La mer est espace de transition. Comme le désert, elle est inamicale, inhospitalière, dangereuse. On ne peut que difficilement l'habiter ou l'approcher. On ne peut cependant éviter la rencontre et la nécessaire traversée, par exemple pour aller aux quatre coins du monde 1.
Comme le désert, elle a, malgré ses dangers, malgré ses colères,
beaucoup d'admirateurs. Certains en particulier voient en elle une
preuve (de plus) de l'existence et de la présence de Dieu dans sa
création. Chateaubriand en fait partie2.
Malouin d'origine3, ce grand voyageur, qui aime raconter ses périples, ses exploits, ses aventures, a souvent affronté l'eau salée, tant l'Océan (pendant son périple en Amérique) que la Manche (pendant son exil en Angleterre) ou que la Méditerranée (pour son pèlerinage à Jérusalem).

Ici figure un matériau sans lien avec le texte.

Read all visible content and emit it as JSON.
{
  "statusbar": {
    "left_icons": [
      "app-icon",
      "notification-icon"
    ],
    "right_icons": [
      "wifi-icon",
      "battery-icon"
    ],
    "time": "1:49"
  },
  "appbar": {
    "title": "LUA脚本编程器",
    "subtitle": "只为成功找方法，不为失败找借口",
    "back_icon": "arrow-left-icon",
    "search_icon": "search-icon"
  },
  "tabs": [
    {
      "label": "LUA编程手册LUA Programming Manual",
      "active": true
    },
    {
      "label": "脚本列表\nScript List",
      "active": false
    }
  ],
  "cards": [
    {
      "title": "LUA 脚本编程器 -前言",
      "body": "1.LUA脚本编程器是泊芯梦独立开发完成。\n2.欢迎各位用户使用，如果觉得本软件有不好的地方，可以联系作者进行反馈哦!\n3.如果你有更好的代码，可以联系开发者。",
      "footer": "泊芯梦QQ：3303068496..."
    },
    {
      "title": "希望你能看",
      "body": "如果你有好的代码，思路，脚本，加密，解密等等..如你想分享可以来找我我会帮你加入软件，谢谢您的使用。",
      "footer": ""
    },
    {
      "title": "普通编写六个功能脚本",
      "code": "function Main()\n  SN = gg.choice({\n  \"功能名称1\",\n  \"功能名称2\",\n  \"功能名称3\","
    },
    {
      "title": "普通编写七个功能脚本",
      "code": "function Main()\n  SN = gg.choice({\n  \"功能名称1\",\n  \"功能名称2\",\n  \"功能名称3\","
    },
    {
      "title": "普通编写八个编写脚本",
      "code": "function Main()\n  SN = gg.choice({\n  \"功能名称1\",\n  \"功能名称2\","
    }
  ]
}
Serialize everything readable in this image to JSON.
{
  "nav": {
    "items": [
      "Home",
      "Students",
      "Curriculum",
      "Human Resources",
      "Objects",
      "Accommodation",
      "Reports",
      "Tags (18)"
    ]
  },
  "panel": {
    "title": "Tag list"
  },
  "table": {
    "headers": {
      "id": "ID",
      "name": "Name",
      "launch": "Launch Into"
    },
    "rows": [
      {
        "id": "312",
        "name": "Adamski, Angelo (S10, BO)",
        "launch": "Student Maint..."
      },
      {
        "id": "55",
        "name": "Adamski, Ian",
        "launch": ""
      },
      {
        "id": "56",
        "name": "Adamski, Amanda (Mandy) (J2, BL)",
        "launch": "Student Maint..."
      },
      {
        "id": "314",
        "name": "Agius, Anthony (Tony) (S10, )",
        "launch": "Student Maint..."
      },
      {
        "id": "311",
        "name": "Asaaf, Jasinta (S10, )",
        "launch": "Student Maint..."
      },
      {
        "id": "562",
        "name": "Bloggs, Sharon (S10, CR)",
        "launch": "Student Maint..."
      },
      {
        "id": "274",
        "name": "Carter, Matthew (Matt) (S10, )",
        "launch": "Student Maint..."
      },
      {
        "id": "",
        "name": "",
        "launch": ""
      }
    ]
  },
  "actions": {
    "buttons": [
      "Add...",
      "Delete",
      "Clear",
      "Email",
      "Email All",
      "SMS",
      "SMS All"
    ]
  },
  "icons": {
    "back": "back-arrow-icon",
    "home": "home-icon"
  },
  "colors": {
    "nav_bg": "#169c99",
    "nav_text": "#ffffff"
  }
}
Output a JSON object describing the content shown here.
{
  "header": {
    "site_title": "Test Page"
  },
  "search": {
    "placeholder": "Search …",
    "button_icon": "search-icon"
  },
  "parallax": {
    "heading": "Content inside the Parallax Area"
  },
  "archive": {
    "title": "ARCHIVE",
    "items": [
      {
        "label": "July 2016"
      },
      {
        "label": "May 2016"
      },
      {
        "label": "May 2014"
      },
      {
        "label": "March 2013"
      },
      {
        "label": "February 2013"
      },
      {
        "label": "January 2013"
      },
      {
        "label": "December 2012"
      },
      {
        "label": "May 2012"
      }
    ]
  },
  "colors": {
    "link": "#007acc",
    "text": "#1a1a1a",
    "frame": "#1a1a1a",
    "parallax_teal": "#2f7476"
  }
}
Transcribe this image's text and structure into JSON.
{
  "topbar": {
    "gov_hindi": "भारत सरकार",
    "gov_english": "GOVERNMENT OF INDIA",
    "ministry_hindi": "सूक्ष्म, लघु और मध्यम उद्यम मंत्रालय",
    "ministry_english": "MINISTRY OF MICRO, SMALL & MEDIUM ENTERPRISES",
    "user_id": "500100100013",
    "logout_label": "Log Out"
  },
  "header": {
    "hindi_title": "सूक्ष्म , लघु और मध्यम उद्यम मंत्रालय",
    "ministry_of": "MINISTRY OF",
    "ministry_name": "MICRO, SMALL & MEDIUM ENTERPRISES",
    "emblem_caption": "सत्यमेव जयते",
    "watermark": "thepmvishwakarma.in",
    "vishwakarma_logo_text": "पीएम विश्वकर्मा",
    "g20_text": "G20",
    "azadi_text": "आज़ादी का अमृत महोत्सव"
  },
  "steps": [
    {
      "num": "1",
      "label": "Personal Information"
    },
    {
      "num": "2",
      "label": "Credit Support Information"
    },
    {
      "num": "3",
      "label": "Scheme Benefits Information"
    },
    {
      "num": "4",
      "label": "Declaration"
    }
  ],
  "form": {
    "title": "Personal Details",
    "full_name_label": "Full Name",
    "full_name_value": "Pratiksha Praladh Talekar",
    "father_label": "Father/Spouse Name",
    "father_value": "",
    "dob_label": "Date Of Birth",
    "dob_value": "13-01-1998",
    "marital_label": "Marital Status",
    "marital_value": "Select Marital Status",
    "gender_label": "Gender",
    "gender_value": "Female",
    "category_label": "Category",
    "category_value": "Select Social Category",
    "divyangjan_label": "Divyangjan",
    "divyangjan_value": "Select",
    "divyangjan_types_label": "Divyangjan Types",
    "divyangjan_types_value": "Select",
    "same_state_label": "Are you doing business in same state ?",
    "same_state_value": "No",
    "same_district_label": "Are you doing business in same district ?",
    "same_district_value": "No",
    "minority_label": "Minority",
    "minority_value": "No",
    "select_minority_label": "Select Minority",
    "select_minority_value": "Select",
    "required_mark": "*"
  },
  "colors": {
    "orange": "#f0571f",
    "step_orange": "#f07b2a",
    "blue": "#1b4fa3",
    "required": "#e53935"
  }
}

Ses personnages sont eux aussi tôt ou tard embarqués sur les flots. Ce n'est pas en soi très étonnant : il est par bien des côtés le représentant français du romantisme européen campé de dos, face à la tempête, en proie au sublime, par Caspar David Friedrich. Cependant si Chateaubriand ressent bien en regardant l'horizon infini des eaux le sentiment de la transcendance, sa sensibilité puise à une autre source la douce certitude de la présence divine. La mer est certes pour lui le lieu où s'incarne "une idée si imposante de la grandeur et de la toute-puissance de Dieu". La force divine s'y manifeste, bien mieux que la puissance d'un Poséidon : il est le Créateur et non le régisseur, il ne règne pas sur le fond des mers, mais il le submerge chaque jour d'un ciel liquide. Lorsqu'il commande aux éléments, il ne fait pas un peu bouger la surface de l'eau, il prend la mer à la racine, la coupe en deux, la sépare comme il a séparé les éléments ; ou bien il recrée une mer, qui couvre de nouveau le sol : il provoque un déluge. Mais Chateaubriand n'est guère touché par la tempête. La mer, lorsqu'elle est démontée, devient pour lui un objet littéraire, un prétexte à la poésie : fascination ne signifie pas alors amour. Chateaubriand parle beaucoup de naufrages, de trombes d'eau, de typhon, mais c'est lorsqu'il parle peu de la mer qu'il faut vraiment l'écouter. Ce n'est point dans la peur de finir noyé que l'auteur malouin trouve le Créateur, mais dans l'émerveillement devant les vagues : non devant la grandeur de la mer, mais paradoxalement devant sa modestie répétitive4
Cette humilité de la mer vient du fait qu'elle est un lieu de l'amour divin. Elle en a l'éternité :
"Tout a changé en Bretagne, hors les vagues qui changent toujours." (La Vie de Rancé)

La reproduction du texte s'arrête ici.